| Bonilla v BPP St Owner LLC |
| 2025 NY Slip Op 05876 [242 AD3d 593] |
| October 23, 2025 |
| Appellate Division, First Department |
| Published by New York State Law Reporting Bureau pursuant to Judiciary Law § 431. |
| Cristian Bonilla, Respondent, v BPP St Owner LLC, Appellant/Third-Party Plaintiff-Appellant, et al., Defendants. Scala Painting, Inc., Third-Party Defendant-Respondent. |
Ahmuty, Demers & McManus, Albertson (Daniel Glattman of counsel), for appellant.
Gorayeb & Associates, P.C., New York (Jonathan D. Moran of counsel), for Cristian Bonilla, respondent.
Labor
- Safe Place to Work
- Fall from Ladder
- Hearsay Evidence Insufficient to Raise Triable Issue of Fact
Order, Supreme Court, New York County (Shlomo S. Hagler, J.), entered May 17, 2024, which, to the extent appealed as limited by the briefs, granted plaintiff's motion for summary judgment on the issue of liability on the Labor Law § 240 (1) claim, unanimously affirmed, without costs.
Plaintiff established prima facie entitlement to summary judgment on her Labor Law § 240 (1) claim by submitting her own deposition testimony that she fell from a ladder while working in the bathroom of an apartment, injuring herself (see Rodas-Garcia v NYC United LLC, 225 AD3d 556, 556 [1st Dept 2024]). In opposition, defendant failed to meet its burden.
Defendant argues that its evidence established a version of the accident that conflicts with plaintiff's version and does not implicate Labor Law § 240 (1). However, defendant's version is based on testifying witnesses who relayed hearsay statements of plaintiff's coworkers that plaintiff fell from standing on the bathroom vanity instead of the ladder. Neither the testifying witnesses nor plaintiff's coworkers were at the scene. No one witnessed plaintiff's accident. Thus, defendant relies on multiple layers of hearsay evidence, which is insufficient to raise a triable issue of fact (see Garcia v 122-130 E. 23rd St. LLC, 220 AD3d 463, 464 [1st Dept 2023]). Nor is non-eyewitness testimony that the ladder, from which plaintiff testifies she fell, was seen in the hallway sometime after the accident, sufficient to undermine plaintiff's account and raise an issue of fact.

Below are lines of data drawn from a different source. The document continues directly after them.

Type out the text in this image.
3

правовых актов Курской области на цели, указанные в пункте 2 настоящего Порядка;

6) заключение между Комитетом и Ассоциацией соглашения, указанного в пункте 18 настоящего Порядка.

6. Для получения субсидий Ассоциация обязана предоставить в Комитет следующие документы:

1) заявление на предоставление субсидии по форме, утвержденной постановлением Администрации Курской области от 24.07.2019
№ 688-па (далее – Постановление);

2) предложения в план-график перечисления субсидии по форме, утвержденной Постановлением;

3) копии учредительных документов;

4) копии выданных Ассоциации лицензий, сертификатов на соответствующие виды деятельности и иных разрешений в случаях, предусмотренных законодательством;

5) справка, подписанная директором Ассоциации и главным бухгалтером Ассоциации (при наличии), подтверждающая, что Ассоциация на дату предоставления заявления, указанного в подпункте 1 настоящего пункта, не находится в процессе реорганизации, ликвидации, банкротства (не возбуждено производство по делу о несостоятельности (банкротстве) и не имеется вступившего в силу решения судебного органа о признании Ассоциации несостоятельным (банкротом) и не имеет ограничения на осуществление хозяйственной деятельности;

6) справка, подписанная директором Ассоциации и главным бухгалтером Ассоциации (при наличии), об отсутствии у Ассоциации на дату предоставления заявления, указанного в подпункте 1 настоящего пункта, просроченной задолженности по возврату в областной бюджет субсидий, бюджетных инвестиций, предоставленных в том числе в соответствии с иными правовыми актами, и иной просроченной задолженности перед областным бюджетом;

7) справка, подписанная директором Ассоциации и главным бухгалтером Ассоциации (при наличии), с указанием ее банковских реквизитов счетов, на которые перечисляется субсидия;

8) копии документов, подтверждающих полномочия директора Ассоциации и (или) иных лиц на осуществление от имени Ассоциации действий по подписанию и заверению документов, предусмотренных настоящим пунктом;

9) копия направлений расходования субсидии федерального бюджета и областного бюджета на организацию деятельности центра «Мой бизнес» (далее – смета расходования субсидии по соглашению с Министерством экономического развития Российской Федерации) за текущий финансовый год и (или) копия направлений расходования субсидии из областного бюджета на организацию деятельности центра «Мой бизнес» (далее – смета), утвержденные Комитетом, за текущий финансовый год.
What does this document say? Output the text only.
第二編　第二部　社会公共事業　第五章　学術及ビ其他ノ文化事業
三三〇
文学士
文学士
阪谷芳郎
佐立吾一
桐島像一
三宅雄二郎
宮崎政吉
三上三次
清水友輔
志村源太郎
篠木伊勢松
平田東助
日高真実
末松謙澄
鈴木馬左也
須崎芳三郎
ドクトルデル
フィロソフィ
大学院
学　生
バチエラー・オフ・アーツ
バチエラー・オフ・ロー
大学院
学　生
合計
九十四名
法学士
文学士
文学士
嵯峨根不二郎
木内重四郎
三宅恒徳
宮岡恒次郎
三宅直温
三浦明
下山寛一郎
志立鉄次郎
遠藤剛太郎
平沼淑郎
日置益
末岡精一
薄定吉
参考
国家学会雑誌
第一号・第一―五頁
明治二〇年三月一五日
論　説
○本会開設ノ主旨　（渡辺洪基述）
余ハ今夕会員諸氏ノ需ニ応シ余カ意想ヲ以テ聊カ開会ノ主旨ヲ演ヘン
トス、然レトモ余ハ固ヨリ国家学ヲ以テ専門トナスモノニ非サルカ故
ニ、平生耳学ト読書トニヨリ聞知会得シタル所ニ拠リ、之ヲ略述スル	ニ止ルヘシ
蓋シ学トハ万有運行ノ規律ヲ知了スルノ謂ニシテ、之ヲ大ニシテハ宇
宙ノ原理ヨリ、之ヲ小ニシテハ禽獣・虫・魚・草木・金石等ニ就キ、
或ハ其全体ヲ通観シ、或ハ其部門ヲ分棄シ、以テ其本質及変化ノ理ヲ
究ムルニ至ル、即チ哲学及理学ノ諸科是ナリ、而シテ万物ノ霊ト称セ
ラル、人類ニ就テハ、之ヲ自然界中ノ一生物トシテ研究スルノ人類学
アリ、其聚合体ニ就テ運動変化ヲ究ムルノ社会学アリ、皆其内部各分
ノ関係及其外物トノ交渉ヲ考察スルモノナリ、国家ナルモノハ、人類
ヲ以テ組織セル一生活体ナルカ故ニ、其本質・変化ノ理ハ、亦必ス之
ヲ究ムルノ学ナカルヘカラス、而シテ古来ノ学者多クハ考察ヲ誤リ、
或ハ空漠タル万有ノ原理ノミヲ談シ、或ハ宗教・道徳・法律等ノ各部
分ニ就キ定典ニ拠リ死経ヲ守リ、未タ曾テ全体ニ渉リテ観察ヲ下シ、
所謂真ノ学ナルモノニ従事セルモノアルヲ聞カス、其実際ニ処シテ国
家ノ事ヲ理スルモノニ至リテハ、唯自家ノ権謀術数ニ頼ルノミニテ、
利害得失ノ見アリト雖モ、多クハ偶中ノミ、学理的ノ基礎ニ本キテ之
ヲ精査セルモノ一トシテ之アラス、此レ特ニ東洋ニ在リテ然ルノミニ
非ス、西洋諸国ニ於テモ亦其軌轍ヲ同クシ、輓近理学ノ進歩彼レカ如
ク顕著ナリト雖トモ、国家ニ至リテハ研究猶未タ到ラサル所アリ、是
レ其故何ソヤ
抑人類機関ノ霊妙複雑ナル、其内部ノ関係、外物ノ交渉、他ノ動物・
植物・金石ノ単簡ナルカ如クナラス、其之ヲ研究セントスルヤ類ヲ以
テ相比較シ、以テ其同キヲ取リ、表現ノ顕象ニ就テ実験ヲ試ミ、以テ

Under the circumstances, the only competent evidence was that plaintiff fell from a ladder. That plaintiff was the sole witness to the accident does not preclude summary judgment on her behalf (see Rivera v 712 Fifth Ave. Owner LP, 229 AD3d 401 [1st Dept 2024]). Concur—Renwick, P.J., Kennedy, Mendez, O'Neill Levy, Chan, JJ.